Progrès fulgurants contre le paludisme au Burkina Faso : vers une éradication totale en 2030

Le Burkina Faso vient de franchir un palier décisif dans son offensive contre le paludisme, avec l’ambition affirmée de rayer cette pathologie de la carte nationale d’ici 2030. L’année 2025 a été marquée par une diminution sans précédent du nombre de malades et de victimes. Ce bilan positif a été présenté par le ministre de la Santé, le Dr Lucien Jean-Claude Kargougou, lors d’une rencontre avec les médias à Ouagadougou.

Une chute spectaculaire des indicateurs de la maladie

Les statistiques révèlent une amélioration nette de la situation sanitaire. Le volume global de cas de paludisme sur le territoire burkinabè a dégringolé, passant de 10 805 000 en 2024 à 7 329 000 en 2025, soit une contraction de 32 %. Cette tendance est encore plus marquée chez les enfants de moins de 5 ans, où l’on observe une baisse de 38 %, représentant environ 1,9 million de cas évités.

Sur le plan de la mortalité, les résultats sont tout aussi encourageants. Le pays a enregistré une baisse de 48 % des décès liés à la pathologie, avec 1 900 victimes en 2025 contre 3 523 l’année précédente. Pour la tranche d’âge la plus vulnérable (moins de 5 ans), le ministre a souligné une réduction notable, avec 893 décès recensés sur l’année écoulée.

L’objectif des autorités est désormais de maintenir cette dynamique pour atteindre l’élimination complète à l’horizon 2030. Pour le Dr Lucien Jean-Claude Kargougou, la réussite repose sur plusieurs piliers : « Nous devons persévérer dans nos efforts, optimiser l’hygiène de notre environnement et intensifier les actions à fort impact comme la vaccination, l’usage des moustiquaires et la chimioprévention du paludisme saisonnier ».

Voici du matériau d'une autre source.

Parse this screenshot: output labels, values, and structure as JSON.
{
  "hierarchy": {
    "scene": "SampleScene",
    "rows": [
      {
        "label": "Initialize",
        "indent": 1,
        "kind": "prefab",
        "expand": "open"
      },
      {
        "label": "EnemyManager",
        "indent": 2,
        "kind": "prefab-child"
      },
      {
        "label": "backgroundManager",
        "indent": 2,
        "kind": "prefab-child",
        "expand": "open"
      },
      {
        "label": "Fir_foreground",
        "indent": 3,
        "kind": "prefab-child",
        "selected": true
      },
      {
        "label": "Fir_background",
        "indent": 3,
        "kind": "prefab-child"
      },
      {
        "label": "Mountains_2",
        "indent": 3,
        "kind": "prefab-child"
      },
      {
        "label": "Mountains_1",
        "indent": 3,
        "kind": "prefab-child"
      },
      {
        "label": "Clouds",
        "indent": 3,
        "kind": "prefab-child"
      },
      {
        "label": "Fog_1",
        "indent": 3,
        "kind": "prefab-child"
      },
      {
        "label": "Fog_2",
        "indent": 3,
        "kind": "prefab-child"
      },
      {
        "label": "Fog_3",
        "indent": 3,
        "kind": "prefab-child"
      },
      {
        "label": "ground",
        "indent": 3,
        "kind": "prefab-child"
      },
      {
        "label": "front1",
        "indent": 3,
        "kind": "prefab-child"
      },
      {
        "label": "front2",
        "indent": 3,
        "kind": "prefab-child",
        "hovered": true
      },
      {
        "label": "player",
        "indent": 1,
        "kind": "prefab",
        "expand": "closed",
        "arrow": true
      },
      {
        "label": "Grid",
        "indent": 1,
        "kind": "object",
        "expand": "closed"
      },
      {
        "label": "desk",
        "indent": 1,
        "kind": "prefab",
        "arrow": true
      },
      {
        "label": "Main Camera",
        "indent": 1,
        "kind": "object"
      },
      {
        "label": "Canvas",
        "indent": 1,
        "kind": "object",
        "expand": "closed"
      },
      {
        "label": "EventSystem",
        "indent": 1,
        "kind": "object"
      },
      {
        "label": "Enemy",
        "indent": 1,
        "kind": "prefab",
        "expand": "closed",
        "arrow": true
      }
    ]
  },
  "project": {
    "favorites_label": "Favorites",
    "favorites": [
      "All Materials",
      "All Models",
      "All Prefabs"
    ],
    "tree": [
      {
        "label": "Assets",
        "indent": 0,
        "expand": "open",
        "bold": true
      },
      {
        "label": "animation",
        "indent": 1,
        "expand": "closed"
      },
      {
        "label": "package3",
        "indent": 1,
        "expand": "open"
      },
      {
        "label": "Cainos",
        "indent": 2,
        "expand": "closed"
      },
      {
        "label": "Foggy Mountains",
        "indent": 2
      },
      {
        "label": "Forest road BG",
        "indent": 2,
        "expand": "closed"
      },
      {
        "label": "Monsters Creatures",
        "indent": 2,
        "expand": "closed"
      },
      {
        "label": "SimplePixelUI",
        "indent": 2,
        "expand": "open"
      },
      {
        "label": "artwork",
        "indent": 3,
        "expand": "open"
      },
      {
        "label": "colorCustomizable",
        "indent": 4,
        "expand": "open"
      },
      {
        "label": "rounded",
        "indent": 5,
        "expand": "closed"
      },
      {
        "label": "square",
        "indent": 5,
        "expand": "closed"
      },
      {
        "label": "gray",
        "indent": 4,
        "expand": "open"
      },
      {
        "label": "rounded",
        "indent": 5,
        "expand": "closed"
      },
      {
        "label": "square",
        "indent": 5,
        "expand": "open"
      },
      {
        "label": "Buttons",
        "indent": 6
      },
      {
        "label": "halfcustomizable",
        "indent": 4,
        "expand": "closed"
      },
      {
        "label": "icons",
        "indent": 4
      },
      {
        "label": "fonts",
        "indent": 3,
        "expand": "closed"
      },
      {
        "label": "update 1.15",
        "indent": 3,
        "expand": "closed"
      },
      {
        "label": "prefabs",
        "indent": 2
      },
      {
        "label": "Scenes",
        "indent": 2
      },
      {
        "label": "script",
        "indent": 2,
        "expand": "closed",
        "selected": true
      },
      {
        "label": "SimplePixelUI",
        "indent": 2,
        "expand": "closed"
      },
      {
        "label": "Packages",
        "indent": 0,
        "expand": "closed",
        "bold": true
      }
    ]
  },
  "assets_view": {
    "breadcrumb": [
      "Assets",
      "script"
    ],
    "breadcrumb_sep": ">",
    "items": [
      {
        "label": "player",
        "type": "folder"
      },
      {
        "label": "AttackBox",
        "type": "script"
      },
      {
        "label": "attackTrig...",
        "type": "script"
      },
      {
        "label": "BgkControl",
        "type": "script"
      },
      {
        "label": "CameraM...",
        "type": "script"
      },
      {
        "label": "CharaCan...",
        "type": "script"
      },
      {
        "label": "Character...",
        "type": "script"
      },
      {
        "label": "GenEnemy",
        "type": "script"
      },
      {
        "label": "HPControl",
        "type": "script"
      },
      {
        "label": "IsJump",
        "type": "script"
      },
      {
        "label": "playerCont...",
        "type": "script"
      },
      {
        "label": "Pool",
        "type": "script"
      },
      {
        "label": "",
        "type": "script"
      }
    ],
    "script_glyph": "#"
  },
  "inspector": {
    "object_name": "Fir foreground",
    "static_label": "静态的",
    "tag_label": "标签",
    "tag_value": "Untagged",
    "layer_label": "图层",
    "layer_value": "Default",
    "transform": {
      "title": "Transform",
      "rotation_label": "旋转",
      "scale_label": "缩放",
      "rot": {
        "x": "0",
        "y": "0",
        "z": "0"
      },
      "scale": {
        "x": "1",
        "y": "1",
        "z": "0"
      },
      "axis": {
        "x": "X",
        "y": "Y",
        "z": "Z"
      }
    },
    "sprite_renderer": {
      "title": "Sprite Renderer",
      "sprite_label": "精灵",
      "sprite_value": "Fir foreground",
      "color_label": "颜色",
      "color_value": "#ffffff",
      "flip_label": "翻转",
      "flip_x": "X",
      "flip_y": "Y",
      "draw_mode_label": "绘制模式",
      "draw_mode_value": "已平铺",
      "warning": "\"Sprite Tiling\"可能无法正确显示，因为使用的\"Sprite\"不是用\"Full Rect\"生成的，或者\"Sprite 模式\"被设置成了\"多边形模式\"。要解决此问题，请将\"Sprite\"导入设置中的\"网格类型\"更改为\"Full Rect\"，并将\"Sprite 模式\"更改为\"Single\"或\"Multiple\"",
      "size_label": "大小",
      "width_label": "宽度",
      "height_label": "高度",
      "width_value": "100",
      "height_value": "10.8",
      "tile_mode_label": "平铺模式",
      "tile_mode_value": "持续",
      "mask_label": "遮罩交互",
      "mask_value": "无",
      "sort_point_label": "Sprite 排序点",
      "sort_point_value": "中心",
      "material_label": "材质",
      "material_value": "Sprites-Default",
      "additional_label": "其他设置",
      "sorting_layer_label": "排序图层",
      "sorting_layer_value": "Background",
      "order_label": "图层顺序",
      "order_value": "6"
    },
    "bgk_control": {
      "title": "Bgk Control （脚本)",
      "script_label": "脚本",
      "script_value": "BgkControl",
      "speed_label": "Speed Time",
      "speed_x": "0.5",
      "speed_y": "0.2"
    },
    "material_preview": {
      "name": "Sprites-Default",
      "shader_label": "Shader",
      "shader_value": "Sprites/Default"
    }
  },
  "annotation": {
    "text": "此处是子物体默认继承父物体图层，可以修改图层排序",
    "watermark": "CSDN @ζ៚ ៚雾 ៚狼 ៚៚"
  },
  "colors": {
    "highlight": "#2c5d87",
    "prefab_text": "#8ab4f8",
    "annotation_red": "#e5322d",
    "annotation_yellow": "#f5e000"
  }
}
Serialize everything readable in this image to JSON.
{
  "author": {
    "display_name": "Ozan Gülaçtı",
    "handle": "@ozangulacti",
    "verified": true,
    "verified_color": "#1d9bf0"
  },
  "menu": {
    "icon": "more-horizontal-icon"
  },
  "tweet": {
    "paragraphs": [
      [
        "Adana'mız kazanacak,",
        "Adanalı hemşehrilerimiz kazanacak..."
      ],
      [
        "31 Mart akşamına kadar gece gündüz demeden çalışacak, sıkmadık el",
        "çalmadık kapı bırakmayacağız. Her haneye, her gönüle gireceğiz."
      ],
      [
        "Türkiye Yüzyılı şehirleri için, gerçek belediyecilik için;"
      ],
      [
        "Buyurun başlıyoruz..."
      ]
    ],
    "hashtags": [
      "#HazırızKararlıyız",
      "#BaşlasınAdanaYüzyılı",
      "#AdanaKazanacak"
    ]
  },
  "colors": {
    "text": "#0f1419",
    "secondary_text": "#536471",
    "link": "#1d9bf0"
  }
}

Dr Lucien Jean-Claude Kargougou, ministre de la santé

Une impulsion politique et une mobilisation communautaire sans faille

Ces avancées historiques découlent d’une volonté politique forte impulsée par le Capitaine Ibrahim Traoré, Président du Faso. Cette vision place la protection des citoyens et l’accès universel aux soins au sommet des priorités gouvernementales. La création du Comité national multisectoriel de lutte contre le paludisme (CONAMEP) a permis de fédérer les énergies et de coordonner les interventions sur l’ensemble du territoire.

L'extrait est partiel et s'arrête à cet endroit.